Menurut Sezanne C. Smeltzer & Brenda G. Bare (2013), penatalaksanaan
cedera kepala adalah :
a. Dexamethason/ kalmetason sebagai pengobatan anti edema serebral,
dosis sesuai dengan berat ringannya trauma.
b. Therapi hiperventilasi (trauma kepala berat) untuk mengurangi
vasodilatasi.
c. Pemberian analgetik.
d. Pengobatan antiedema dengan larutan hipertonis yaitu; manitol 20%,
glukosa 40% atau gliserol.
e. Antibiotik yang mengandung barier darah otak (pinicilin) atau untuk
infeksi anaerob diberikan metronidazole.
f. Makanan atau caioran infus dextrose 5%, aminousin, aminofel (18 jam
pertama dari terjadinya kecelakaan) 2-3 hari kemudian diberikan
makanan lunak.
g. Pembedahan.

Penatalaksanaan pada cedera kepala memiliki prinsip penanganan untuk


memonitor tekanan intrakranial pasien. Terapi medika mentosa digunakan
untuk menurunkan oedem otak bila terdapat oedem pada gambaran profil
Computed Temografik Scan (CT-Scan) pada pasien. Penurunan aktifitas
otak juga dibutuhkan dalam prinsip penatalaksanaan pada cedera kepala
agar dapat menurunkan hantaran oksigen dengan induksi koma. Pasien yang
mengalami kejang diberikan terapi profilaksis.
a. Terapi farmakologi
Terapi farmakologi menggunakan cairan intravena ditujukan untuk
mempertahankan status cairan dan menghindari dehidrasi.Bila ditemukan
peningkatan tekanan intracranial yang refrakter tanpa cedera difus,
autoregulasibaik dan fungsi kardiovaskular adekuat, pasien bisa
diberikan barbiturat. Mekanisme kerja barbiturat adalah dengan menekan
metabolism serebral, menurunkan aliran darah ke otak dan volume darah
serebral, merubah tonus vaskuler, menahan radikal bebas dari peroksidasi
lipid mengakibatkan supresi burst. Kureshi dan Suarez menunjukkan
penggunaan saline hipertonis efektif pada neuro trauma dengan hasil
pengkerutan otak sehingga menurunkan tekanan intrakranial,
mempertahankan volume intravaskular volume. Dengan akses vena
sentral diberikan NaCl 3% 75 cc/jam dengan Cl 50%, asetat 50% target
natrium 145-150 dengan monitor pemeriksaan natrium setiap 4-6 jam.
Setelah target tercapai dilanjutkan dengan NaCl fisiologis sampai 4-5
hari.
b. Terapi nutrisi
Dalam 2 minggu pertama pasien mengalami hipermetabolik,
kehilangan kurang lebih 15% berat badan tubuh per minggu. Penurunan
berat badan melebihi 30% akan meningkatkan mortalitas. diberikan
kebutuhan metabolism istirahat dengan 140% kalori/ hari dengan formula
berisi protein > 15% diberikan selama 7 hari. Pilihan enteral feeding
dapat mencegah kejadian hiperglikemi, infeksi.
c. Terapi prevensi kejang
Pada kejang awal dapat mencegah cedera lebih lanjut, peningkatan
tekanan intracranial (TIK), penghantaran dan konsumsi oksigen,
pelepasan neuro transmiter yang dapat mencegah berkembangnya kejang
onset lambat (mencegah efek kindling). Pemberian terapi profilaksis
dengan fenitoin, karbamazepin efektif pada minggu pertama.Faktor-
faktor terkait yang harus dievaluasi pada terapi prevensi kejang adalah
kondisi pasien yang hipoglikemi, gangguan elektrolit, dan infeksi.

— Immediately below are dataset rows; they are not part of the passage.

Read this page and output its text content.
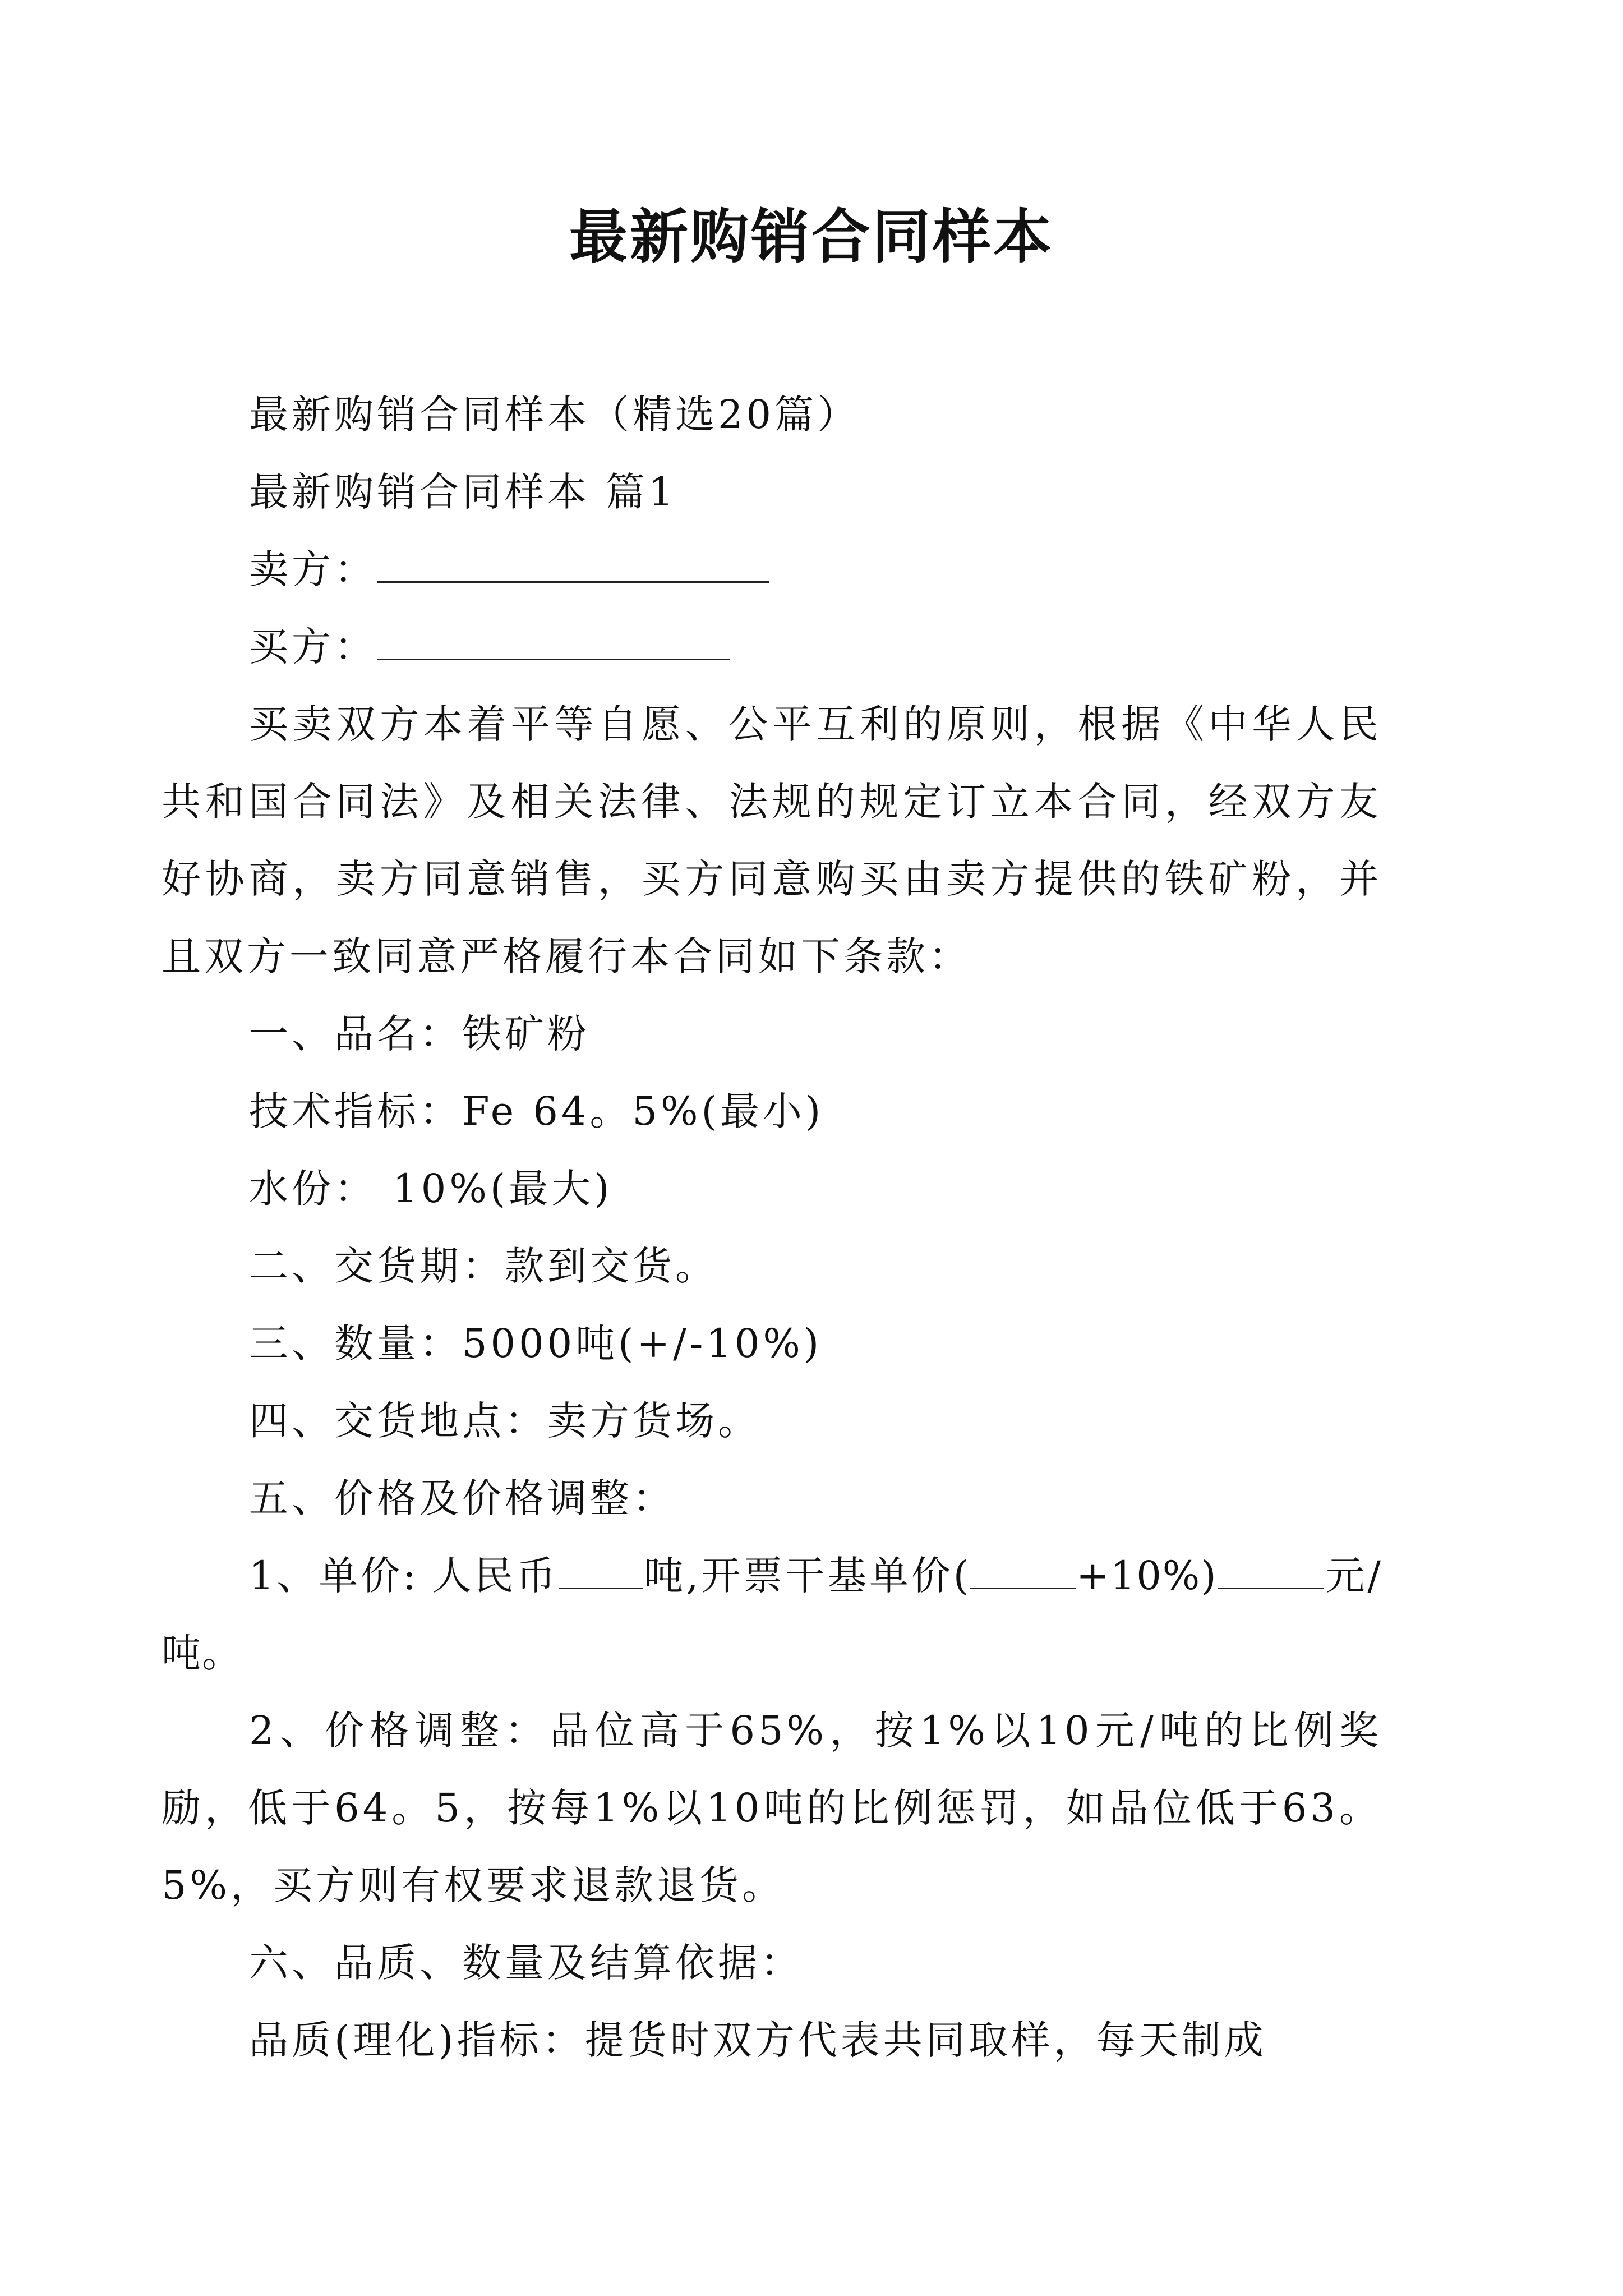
最新购销合同样本
最新购销合同样本（精选20篇）
最新购销合同样本 篇1
卖方：
买方：
买卖双方本着平等自愿、公平互利的原则，根据《中华人民共和国合同法》及相关法律、法规的规定订立本合同，经双方友好协商，卖方同意销售，买方同意购买由卖方提供的铁矿粉，并且双方一致同意严格履行本合同如下条款：
一、品名：铁矿粉
技术指标：Fe 64。5%(最小)
水份： 10%(最大)
二、交货期：款到交货。
三、数量：5000吨(+/-10%)
四、交货地点：卖方货场。
五、价格及价格调整：
1、单价: 人民币 吨,开票干基单价(	+10%)	元/吨。
2、价格调整：品位高于65%，按1%以10元/吨的比例奖励，低于64。5，按每1%以10吨的比例惩罚，如品位低于63。5%，买方则有权要求退款退货。
六、品质、数量及结算依据：
品质(理化)指标：提货时双方代表共同取样，每天制成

Penanganan cedera kepala menurut tingkat berat cedera kepala, yaitu :
a. Penanganan cedera kepala ringan
Pasien dengan Computed Temografik Scan (CT-Scan) normal dapat
keluar dari unit gawat darurat (UGD) dengan peringatan apabila :
mengantuk atau sulit bangun (bangunkan setiap 2 jam), mual dan
muntah, kejang, perdarahan/keluar cairan dari hidung atau telinga, nyeri
kepala hebat, kelemahan/gangguan sensibilitas pada ekstrimitas, bingung
dan tingkah laku aneh, pupil anisokor, penglihatan dobel/gangguan visus,
nadi yang terlalu cepat/terlalu pelan, pola nafas yang abnormal.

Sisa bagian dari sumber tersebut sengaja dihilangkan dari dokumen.